The Germans came to England unseen, unknown, and Saturday afternoon beat down every challenge the mammoth Penn varsity threw at them. Penn tried a fast start, a crippling high stroke, and fierce power to try to overtake the Germans. All three methods were about the three-quarters of a length inadequate. The Grand Challenge Cup went back to East Germany, where it has been for four of the past five years.
Two other American entries similarly failed in the final round. Seattle's Bill Tytus, the best United States entry in the Diamond Sculls lost badly to East German Jorg Bohmer, and the Trinity College varsity crew, undefeated in its first year of competition, fell to A.S.R. Nereus, a fine Netherlands club, by a length.

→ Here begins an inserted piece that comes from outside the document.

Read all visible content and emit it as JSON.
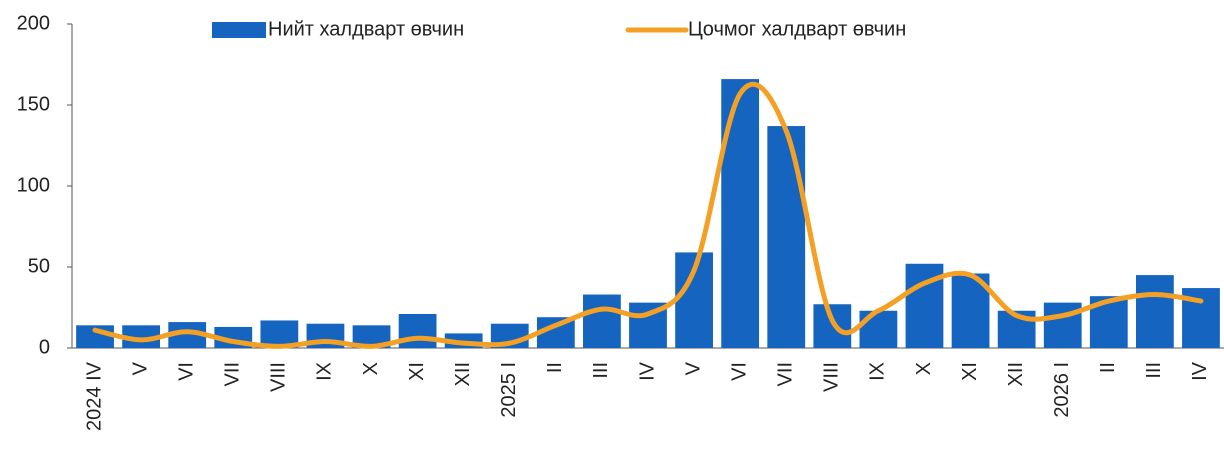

Unlike last summer, when the Crimson lightweights competed in several European regattas in addition to their quest at Henley, the Royal Regatta will be the final race for all Harvard crews this year. The Crimson heavyweights, who smashed Penn at the Eastern Sprints, undoubtedly would have presented an extremely difficult obstacle to Einheit Dresden in the Grand Challenge Cup finals, but the Harvard boat is physically and psychologically spent from nearly three years of full-time rowing. The Crimson lights, however, wanted another crack at Henley. Now, they have had the crack.